Four Horrible Leadership Decisions

Sometimes leaders are their own worst enemy. These four common decisions undermine any leader and should be avoided at all costs.

Horrible Decision Number One
Making decisions quicker than they need to be made just to clear the slate. Think for a day or two on the important decisions. Making a decision without a creative pause can be detrimental. There are things you cannot possibly see within the tyranny of the urgent.

Horrible Decision Number Two
Avoiding the big long term decisions. Long term decisions need to be made, the smaller decisions will align themselves with the big picture. Without the big picture, the small decisions can take you off the path. Treat small “off path” decisions as new potentials to be explored later, but stay focused on the big path. On the big picture.
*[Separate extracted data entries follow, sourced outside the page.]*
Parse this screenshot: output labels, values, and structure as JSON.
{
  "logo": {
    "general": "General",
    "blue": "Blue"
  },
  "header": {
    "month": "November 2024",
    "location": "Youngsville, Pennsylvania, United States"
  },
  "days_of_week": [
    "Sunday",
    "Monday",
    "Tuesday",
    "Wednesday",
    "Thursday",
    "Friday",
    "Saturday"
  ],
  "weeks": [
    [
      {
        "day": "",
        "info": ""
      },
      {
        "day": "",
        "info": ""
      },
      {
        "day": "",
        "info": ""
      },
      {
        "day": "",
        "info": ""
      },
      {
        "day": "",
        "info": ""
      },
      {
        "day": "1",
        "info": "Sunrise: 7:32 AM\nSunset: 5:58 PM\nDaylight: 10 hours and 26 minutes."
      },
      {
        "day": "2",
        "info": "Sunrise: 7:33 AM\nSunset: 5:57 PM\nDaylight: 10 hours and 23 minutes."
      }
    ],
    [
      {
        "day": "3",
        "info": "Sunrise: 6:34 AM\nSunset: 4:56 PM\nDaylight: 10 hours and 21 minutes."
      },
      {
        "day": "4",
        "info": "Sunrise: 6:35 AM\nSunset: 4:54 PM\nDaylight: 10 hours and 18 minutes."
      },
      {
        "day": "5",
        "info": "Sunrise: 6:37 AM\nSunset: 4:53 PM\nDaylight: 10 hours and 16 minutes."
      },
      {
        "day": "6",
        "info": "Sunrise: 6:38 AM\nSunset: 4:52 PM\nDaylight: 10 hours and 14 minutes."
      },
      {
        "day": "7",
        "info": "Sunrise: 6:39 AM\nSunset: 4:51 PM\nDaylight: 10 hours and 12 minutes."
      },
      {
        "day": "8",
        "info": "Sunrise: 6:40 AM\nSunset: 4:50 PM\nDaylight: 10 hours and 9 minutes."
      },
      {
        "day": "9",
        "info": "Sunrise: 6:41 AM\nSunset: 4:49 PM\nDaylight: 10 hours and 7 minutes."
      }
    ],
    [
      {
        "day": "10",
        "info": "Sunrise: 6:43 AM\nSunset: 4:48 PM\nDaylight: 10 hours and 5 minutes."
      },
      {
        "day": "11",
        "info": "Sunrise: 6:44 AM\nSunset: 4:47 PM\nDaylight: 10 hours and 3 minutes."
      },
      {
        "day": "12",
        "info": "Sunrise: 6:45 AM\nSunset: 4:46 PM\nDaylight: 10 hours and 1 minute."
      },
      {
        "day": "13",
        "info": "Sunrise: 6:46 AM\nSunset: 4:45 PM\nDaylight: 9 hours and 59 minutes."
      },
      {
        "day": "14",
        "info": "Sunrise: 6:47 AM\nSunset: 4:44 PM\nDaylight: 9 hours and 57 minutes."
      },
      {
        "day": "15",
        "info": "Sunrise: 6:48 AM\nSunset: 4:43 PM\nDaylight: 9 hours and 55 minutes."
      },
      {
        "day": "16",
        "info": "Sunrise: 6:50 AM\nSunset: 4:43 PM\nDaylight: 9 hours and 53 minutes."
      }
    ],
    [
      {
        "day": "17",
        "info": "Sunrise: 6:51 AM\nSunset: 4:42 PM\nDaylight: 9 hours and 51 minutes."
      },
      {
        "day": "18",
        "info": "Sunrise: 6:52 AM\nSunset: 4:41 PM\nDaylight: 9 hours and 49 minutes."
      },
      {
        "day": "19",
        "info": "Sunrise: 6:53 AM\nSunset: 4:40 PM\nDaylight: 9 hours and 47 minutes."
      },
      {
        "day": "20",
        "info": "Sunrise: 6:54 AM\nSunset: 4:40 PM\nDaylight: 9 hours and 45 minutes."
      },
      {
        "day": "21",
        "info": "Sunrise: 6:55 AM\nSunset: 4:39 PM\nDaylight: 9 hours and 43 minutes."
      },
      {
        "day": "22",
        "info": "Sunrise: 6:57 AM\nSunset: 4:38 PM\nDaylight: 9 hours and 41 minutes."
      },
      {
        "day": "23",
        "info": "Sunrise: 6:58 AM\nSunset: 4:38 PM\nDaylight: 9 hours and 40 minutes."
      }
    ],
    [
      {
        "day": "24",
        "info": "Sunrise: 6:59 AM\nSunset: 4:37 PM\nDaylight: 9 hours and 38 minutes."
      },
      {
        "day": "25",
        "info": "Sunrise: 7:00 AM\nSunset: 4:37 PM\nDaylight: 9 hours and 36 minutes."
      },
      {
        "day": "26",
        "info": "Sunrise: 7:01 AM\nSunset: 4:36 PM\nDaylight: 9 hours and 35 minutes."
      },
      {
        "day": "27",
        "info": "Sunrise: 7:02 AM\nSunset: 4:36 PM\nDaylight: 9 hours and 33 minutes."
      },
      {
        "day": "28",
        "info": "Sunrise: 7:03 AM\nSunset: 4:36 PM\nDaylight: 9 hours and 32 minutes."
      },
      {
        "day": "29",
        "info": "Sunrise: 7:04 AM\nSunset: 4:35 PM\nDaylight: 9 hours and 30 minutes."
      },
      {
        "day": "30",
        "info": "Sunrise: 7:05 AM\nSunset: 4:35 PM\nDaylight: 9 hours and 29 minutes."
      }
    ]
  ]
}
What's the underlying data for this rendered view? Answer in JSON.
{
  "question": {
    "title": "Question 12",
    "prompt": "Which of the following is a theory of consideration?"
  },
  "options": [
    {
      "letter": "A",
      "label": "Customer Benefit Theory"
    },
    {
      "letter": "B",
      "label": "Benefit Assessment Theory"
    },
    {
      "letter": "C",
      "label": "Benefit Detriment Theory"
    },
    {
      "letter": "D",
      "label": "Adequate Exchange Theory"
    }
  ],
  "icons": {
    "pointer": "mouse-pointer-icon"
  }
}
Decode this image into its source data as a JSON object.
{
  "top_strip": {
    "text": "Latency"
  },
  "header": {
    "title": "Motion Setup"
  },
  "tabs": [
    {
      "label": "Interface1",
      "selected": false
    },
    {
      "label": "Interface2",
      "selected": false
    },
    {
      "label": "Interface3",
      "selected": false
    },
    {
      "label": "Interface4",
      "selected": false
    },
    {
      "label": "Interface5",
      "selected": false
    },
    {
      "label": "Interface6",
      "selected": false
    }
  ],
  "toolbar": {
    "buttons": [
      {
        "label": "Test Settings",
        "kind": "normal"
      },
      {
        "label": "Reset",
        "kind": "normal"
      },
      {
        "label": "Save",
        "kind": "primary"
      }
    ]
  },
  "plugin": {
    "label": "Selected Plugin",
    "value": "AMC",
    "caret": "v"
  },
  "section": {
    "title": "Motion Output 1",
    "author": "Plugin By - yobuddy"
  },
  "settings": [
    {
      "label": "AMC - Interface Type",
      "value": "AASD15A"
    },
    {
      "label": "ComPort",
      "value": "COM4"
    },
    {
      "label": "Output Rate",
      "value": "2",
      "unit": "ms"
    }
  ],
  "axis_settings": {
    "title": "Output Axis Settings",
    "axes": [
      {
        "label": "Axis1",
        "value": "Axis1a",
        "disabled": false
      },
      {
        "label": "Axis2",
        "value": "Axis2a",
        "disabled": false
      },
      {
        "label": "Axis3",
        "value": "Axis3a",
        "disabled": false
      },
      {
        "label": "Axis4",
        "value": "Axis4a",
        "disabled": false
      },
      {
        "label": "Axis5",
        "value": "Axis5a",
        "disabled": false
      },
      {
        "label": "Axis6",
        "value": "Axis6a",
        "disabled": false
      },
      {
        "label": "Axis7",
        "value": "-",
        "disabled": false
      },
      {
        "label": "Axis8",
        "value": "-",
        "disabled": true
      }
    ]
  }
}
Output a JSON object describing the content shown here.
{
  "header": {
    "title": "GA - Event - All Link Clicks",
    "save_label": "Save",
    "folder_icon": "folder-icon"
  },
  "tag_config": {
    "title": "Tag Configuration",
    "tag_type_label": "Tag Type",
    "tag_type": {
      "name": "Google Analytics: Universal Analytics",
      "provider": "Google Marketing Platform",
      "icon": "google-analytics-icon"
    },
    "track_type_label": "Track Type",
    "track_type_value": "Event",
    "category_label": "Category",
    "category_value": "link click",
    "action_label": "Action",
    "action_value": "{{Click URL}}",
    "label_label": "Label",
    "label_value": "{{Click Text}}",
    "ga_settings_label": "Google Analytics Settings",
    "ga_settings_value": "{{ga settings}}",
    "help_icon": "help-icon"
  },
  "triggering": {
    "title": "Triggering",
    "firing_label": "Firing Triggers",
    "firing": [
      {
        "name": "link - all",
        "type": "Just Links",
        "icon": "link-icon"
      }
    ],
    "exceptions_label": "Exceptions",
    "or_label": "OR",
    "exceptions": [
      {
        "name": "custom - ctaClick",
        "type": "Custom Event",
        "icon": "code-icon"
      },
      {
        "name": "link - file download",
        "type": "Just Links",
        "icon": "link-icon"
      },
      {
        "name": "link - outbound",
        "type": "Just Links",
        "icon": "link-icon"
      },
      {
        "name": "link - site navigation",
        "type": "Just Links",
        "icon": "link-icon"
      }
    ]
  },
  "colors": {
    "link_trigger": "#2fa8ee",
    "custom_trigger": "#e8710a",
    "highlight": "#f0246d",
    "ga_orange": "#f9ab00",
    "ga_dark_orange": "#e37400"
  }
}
Horrible Decision Number Three
Seeding the conversation where creativity is needed. To utilize the creativity of the team, let the team dynamic take you into unexpected territory. If you seed the conversation with your ideas, you will limit the dialog and kill the creative spark that a group dynamic brings. This is a common mistake that I see leaders make all the time.

Horrible Decision Number Four
Criticizing a team member among their peers, individually or in a group. You are the leader, your job is to make the most of the talent in the room. If you undercut an employee you will stifle every other employee that might otherwise do something bold of different. There is no better way to assure the status quo than to stifle creative thought through criticism.